Even in non-retail business settings, there is inventory left at the end of a business operation. Inventory can be in the form of excess material, stock, or supplies. This inventory must be counted and given a cash value. This inventory must be disposed of and the cost of doing this is part of the cost of closing a business.
If the business rents the location, or vehicles, or equipment, these leases must be fulfilled. If you close a business before the end of the lease, there will be costs associated with the fulfillment of the leases. This must be written down as a cost of closing the business. The leases cannot simply be stopped before their end date. Often leases ended early will come with penalties or other financial considerations.
Even if you close a business without much notice, you will still be liable for any sales tax, excise tax, and other payments to the IRS. Also, if you close a business, you may need an accountant to help turn everything into a cash value. The accounting of final taxes, fees, and assets are another cost of closing a business. Without proper accounting the IRS can still hit you, as business owner, with fines and penalties after your business is closed.
Liquidation of Assets
Another cost of closing a business is the liquidation of assets.
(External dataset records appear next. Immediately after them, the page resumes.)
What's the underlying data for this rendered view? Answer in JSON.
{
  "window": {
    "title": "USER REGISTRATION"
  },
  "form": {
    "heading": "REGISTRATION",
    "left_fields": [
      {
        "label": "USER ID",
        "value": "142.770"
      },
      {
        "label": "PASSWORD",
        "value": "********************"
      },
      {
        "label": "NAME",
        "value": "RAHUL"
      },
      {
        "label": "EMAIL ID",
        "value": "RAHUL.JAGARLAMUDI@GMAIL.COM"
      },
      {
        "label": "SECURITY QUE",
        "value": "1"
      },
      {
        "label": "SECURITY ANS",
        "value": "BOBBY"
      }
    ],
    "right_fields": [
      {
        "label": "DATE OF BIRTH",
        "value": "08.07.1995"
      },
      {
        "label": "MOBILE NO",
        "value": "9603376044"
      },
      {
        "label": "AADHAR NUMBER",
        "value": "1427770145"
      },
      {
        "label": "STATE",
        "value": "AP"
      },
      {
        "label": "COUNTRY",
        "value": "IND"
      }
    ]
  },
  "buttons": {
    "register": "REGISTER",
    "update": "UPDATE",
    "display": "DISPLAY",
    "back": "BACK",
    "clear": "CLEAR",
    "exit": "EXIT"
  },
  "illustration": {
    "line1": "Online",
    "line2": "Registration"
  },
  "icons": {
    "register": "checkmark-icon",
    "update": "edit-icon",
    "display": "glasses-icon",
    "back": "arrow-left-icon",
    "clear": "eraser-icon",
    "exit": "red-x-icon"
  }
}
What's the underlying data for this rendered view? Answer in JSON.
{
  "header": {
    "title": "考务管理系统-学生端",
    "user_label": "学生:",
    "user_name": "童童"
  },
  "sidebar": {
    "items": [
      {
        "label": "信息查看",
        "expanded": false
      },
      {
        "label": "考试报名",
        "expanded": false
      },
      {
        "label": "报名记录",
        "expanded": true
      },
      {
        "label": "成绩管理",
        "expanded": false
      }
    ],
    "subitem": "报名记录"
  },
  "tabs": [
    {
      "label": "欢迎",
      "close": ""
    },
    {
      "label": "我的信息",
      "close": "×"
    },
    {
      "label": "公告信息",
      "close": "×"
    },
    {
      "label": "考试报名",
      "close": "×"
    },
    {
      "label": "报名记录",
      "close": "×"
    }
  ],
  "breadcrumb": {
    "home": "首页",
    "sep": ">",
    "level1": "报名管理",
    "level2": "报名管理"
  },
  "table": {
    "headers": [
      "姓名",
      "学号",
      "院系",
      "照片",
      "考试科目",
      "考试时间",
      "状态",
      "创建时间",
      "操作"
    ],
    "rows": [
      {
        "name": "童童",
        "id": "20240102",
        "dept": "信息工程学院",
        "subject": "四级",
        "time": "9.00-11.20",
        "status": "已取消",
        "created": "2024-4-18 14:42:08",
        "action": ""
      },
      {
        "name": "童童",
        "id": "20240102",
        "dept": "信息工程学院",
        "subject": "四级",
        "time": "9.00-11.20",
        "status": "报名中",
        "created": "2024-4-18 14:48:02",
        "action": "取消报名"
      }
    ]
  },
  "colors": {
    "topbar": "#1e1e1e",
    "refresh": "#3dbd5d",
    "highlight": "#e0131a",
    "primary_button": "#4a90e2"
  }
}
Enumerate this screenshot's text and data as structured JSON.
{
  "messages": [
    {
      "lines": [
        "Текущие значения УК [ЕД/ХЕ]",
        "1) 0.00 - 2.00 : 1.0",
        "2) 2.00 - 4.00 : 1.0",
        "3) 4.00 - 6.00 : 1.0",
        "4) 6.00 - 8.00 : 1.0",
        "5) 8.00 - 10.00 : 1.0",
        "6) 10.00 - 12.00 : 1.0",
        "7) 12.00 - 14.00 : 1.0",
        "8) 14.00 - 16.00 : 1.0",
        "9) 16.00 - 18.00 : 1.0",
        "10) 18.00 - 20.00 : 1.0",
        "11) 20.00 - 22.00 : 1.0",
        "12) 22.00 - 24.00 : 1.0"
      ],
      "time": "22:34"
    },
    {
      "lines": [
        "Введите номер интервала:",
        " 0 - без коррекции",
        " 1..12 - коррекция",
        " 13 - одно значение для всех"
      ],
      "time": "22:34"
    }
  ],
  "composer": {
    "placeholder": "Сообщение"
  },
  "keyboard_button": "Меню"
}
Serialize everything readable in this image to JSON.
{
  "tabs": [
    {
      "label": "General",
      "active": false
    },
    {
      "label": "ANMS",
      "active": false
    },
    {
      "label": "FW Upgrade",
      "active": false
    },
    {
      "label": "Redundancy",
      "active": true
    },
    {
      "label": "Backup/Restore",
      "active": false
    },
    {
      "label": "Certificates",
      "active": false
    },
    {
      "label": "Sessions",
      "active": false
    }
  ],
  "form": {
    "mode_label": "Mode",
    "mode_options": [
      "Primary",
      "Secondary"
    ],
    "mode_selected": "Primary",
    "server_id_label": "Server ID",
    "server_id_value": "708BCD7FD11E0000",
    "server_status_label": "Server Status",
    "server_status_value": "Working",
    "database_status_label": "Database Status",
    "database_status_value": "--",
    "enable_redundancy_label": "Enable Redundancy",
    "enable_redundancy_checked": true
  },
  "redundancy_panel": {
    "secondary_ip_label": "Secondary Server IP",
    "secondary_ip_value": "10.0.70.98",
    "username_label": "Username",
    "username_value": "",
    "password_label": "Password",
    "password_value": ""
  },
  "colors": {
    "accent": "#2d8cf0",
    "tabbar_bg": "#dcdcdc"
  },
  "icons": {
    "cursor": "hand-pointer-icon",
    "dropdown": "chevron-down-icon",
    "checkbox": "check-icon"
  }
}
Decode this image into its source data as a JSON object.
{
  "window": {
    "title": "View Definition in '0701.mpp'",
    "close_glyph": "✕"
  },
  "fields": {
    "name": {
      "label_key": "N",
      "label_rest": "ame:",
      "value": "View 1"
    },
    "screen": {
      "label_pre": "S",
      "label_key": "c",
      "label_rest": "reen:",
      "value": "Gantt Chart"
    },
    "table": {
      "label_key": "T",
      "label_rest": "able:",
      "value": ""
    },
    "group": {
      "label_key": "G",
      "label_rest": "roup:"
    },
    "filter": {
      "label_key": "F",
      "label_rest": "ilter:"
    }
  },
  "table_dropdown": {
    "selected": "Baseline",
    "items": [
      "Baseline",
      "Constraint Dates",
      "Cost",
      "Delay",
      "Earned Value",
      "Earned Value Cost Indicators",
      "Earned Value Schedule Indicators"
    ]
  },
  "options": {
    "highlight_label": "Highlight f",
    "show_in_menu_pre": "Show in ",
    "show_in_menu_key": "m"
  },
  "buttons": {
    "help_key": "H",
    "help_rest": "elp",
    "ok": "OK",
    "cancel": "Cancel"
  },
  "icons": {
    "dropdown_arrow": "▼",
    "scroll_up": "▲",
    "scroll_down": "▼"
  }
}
Unless you want to continue paying taxes and associated costs, you will want to liquidate, or sell off, any assets your business still holds. This includes stock, shares, property, accounts and insurance. Many of the assets at this point will require a third party to dispose of these items, such as realtors, auctioneers, wholesale liquidators or even haulers to take away the garbage. There are also the associated people such as appraisers, inventory takers, accountants, lawyers and any people who work for them.
These are the basic costs of closing a business on short notice, and most likely without planning. Planning the closing a business and carrying out the plan properly takes at least 60 days in advance of the final day of sales. Doing it this way you can know the true cost of closing a business when you need to.